Patrick hatte den Mund offenstehen und zog dann ein angeekeltes Gesicht. Nikolaus sprang aus der Tür und auf ihn zu. „Niko, aus!“, rief Alice.
„Wieso? Soll er doch…“, setzte Lars an. „Niko hat schon genug angerichtet“, sagte Alice trocken (dabei wusste sie aktuell gar nicht von allem, was er angestellt hatte…), trotzdem sie gerade ihrem Ex auf den Mantel gebrochen hatte.
„Was?“ Lars kapierte nicht. Aber wie auch?
„Alice, ist das jetzt alles hier dein letztes Wort?“ Patrick hatte ein Päckchen Papiertaschentücher hervorgekramt und wischte an seinem Mantel herum. „Den Mantel lass ich reinigen, das ist doch nicht so schlimm.“
Lars platzte der Kragen. „Jetzt pass mal auf, du Clown, wenn du nicht ganz flott deinen Arsch hier wegbewegst, stoß ich dich wieder. ABER DIESMAL DIE TREPPE RUNTER!“
Patrick ignorierte ihn. „Alice, es tut mir leid, dass es dir schlecht geht, dieses Virus ist ja grad überall unterwegs.“ Alice wollte nur noch ihre Ruhe haben. „Das ist kein Virus.“ Lars, Niko und Patrick standen nun alle im Flur.
„Ihr werdet Vater!“
Alice bricht bei der Erinnerung in Gelächter aus. Niko bellt freudig und springt sie leicht an. Er hat keine Ahnung, was Phase ist, aber wenn Frauchen lacht, ist alles in Butter.

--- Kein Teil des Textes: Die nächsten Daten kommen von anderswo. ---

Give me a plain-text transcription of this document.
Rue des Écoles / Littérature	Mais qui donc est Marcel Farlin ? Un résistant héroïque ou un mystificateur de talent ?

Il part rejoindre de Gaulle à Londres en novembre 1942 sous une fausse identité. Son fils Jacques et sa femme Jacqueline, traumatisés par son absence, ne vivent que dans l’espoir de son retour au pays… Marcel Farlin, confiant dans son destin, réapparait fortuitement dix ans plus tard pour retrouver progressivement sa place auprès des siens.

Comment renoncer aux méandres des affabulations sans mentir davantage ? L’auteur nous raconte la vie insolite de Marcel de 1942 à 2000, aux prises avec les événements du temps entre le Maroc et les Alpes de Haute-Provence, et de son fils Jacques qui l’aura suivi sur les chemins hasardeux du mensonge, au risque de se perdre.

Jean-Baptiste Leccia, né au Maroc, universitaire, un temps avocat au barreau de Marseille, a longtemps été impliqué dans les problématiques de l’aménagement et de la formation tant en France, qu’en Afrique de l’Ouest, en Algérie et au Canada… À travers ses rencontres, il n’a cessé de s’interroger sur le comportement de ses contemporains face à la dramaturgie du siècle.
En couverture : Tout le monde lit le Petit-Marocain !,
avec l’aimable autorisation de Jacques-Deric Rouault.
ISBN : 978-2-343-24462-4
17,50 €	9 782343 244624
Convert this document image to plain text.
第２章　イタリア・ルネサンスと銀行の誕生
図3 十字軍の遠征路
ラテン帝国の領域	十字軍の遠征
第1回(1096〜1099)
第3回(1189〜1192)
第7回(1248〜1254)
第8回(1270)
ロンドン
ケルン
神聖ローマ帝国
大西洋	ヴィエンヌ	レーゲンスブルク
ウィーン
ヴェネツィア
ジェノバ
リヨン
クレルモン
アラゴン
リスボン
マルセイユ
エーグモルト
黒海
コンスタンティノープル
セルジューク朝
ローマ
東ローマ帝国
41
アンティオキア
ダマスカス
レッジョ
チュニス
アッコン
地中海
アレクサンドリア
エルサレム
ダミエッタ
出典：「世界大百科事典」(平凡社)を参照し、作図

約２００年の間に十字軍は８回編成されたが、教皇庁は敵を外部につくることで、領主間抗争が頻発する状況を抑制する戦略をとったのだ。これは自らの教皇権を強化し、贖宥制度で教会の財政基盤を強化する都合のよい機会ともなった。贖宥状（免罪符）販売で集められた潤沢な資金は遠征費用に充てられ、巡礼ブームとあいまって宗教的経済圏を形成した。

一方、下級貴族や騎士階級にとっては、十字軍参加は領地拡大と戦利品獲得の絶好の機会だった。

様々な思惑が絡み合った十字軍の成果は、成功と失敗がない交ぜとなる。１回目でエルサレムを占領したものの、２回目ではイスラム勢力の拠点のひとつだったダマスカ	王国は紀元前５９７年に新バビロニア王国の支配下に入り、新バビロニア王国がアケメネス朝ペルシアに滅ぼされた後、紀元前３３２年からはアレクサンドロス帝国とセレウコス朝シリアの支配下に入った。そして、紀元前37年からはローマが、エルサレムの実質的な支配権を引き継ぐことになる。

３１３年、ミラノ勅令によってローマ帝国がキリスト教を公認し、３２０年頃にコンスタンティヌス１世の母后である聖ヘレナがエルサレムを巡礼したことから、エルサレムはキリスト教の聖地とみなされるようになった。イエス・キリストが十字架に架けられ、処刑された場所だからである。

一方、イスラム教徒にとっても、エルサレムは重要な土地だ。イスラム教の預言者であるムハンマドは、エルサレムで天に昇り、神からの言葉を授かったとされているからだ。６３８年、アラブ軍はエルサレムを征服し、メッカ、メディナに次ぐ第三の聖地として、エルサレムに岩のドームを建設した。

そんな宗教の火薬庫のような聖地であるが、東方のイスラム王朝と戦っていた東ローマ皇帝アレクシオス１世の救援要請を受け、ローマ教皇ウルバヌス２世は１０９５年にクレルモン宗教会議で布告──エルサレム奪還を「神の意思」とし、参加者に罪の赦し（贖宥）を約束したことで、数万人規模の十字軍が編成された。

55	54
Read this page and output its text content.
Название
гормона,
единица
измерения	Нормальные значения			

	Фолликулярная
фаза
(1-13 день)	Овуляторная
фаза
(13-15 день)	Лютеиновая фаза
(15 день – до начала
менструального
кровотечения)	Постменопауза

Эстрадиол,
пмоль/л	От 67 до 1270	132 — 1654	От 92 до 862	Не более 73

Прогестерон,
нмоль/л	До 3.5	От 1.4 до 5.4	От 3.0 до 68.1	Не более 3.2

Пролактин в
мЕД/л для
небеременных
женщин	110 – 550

„Was ist Phase?“, fragte gestern auch Lars, und Patrick und Niko: „… wie bitte?“ und „Wuff?“
„Du doch nicht Patrick! Wie sollte das denn gehen?“ Alice wollte nur noch, dass dieser Typ verschwand. Das tat er dann, dank Lars´ Herausbugsierens auch. Dann wischte Lars den Boden vor Alicens Wohnungstür. Drinnen gab es weitere Aufregung: Während Nikolaus vorhin alleine in der Küche gewesen war, hatte er eins der Knusperhäuschen angeknabbert, nein, er hatte es fast komplett aufgefressen. Friederike brach in Tränen aus, denn es war ihr Häuschen gewesen. Augusta war noch mit dem eben Geschehenen beschäftigt gewesen und stand mit großen Augen einfach mitten im Weg herum und Alice legte sich, nachdem sie sie kurz im Bad die Spuckspuren beseitigt hatte, auf das alte Sofa. „Kommt her zu mir, alle. Ich brauche jetzt Ruhe, ich will liegen, ich will euch um mich herum haben, ich …ich weiß grad auch nichts mehr. Und dann quetschten sich alle aufs Sofa, die Mädchen, der Hund und Lars. In seinem Kopf war immer noch nur ein großes „Hä?“. „Du hast kein Virus?“ „Nein.“ „Du bist schwanger? „Ja.“ Da nahm er ihre Hand, küsste sie zart, und Friederike fragte: „Kriegst du ein kleines Baby?“ Und Augusta sagte: „Die sind doch immer klein, du Blödi!“
Alle lachten. Dann sagte lange niemand etwas. Und die Kerzen brannten und knisterten.
Nikolaus hielt sich diskret zurück, er wusste genau, dass das mit dem Knusperknäuschen am Häuschen gar nicht so super okay war. Aber er ist eben auch nur ein Hund!